On Forgetting

Andrew Bethke
3 min readDec 6, 2021

Memory is a mysterious part of the human experience. You can recall countless events, some of which were important — graduations, funerals, etc.— but most of which were not. Things that were immensely important as they happened can disappear from our memory completely. Major events, huge changes in how we live daily, fade away as time passes.

As an example, I have absolutely no memory of my first day at school. Sure, that was when I was five, but it must have been a huge paradigm shift that permanently changed my life, right? Hell, I can’t remember my first day of middle school, high school, or college, either. I’m nineteen. My first day of college was less than a year and a half ago, and it was a big deal. Probably not as big of a deal as my first day of kindergarten, but I don’t know. I can’t remember either.

Perhaps stranger than what we don’t remember is what we do. It makes sense that one wouldn’t remember the first days of things: you don’t know how important something will be until it’s over. I don’t remember my first day of high school, but I do remember graduating(granted, it was during the year 2020, so it was notable even among graduations). That makes sense. What doesn’t make sense is the incredible tenacity of memories of embarrassment.
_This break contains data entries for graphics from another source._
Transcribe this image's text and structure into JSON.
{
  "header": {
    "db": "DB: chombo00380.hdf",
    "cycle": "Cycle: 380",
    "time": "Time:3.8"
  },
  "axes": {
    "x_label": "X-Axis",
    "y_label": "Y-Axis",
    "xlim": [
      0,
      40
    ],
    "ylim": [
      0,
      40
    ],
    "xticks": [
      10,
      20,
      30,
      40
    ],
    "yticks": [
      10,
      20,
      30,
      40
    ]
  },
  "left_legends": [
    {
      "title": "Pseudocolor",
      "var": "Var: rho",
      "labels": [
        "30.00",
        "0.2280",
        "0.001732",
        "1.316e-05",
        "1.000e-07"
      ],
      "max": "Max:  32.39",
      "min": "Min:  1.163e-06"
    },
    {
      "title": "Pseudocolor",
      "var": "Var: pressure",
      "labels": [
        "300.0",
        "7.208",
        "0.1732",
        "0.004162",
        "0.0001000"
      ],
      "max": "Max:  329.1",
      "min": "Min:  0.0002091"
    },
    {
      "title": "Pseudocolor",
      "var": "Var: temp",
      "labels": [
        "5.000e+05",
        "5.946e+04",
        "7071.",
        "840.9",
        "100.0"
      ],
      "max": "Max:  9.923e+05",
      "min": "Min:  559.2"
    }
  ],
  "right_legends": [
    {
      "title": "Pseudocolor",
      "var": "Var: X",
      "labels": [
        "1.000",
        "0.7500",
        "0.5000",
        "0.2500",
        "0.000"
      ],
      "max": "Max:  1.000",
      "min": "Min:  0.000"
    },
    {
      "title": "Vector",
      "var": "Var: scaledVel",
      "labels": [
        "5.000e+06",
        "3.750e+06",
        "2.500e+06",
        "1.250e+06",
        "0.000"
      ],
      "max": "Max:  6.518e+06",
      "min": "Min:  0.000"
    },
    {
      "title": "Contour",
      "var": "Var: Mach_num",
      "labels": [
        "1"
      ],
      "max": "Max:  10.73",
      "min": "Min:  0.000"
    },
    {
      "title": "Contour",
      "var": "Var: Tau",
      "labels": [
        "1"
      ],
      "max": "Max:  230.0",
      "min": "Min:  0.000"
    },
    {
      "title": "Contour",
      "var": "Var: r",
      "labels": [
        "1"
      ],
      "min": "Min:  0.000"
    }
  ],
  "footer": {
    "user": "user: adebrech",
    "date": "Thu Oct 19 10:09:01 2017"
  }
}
I think everybody has had the experience of lying awake at night, thinking of some dumb thing you said or did years ago that you still remember. You could speculate that this was an evolutionary advantage; perhaps remembering dumb things you did made you more likely to survive in the future, but this isn’t escaping a lion we’re talking about. Memories of intense fear seem far more useful, but I struggle to remember even a single time that I was afraid of something. I’m sure the first time I had to speak in front of a group of people, I was absolutely terrified, but that memory completely eludes me. That time I tripped and fell in front of a pretty girl, though? Burned into my brain forever. In fact, what we remember and what we forget doesn’t seem to correlate with anything at all.

After writing about all these things I’ve forgotten, I want to mention something I remember. I know that, while trying to fall asleep, I’ve thought about the fact that we must have some period of time while we are still awake, before we fall asleep, but will never remember anything we are thinking about. More than that, I’ve thought about the fact that I remember thinking about this span, with no recollection of any details aside from that I’ve done it. When you think about it, many of our memories are like this. You probably don’t remember any particular trip to the grocery store unless something really interesting happened, but obviously you know that you’ve made boring trips to the grocery store. That’s weird, right? It doesn’t make sense that you can remember that an event happened but forget the event. It feels like, somehow, you’re simultaneously remembering and forgetting an event, and there’s clearly a contradiction there.

I don’t know how memory works. I’m not a psychologist, or a memory specialist, or anybody special that works with memory. What I am is a person who remembers things. More importantly, though, I’m a person who forgets things. I’m not even sure that asking how memory works is the correct question. There’s a reason this post is titled Forgetting and not Memory, after all. I’m not sure that we’ll ever understand exactly how our memories work, and how our brains subconsciously choose what to discard. What I do think, though, is that the question of forgetting is far more insightful than the question of remembering.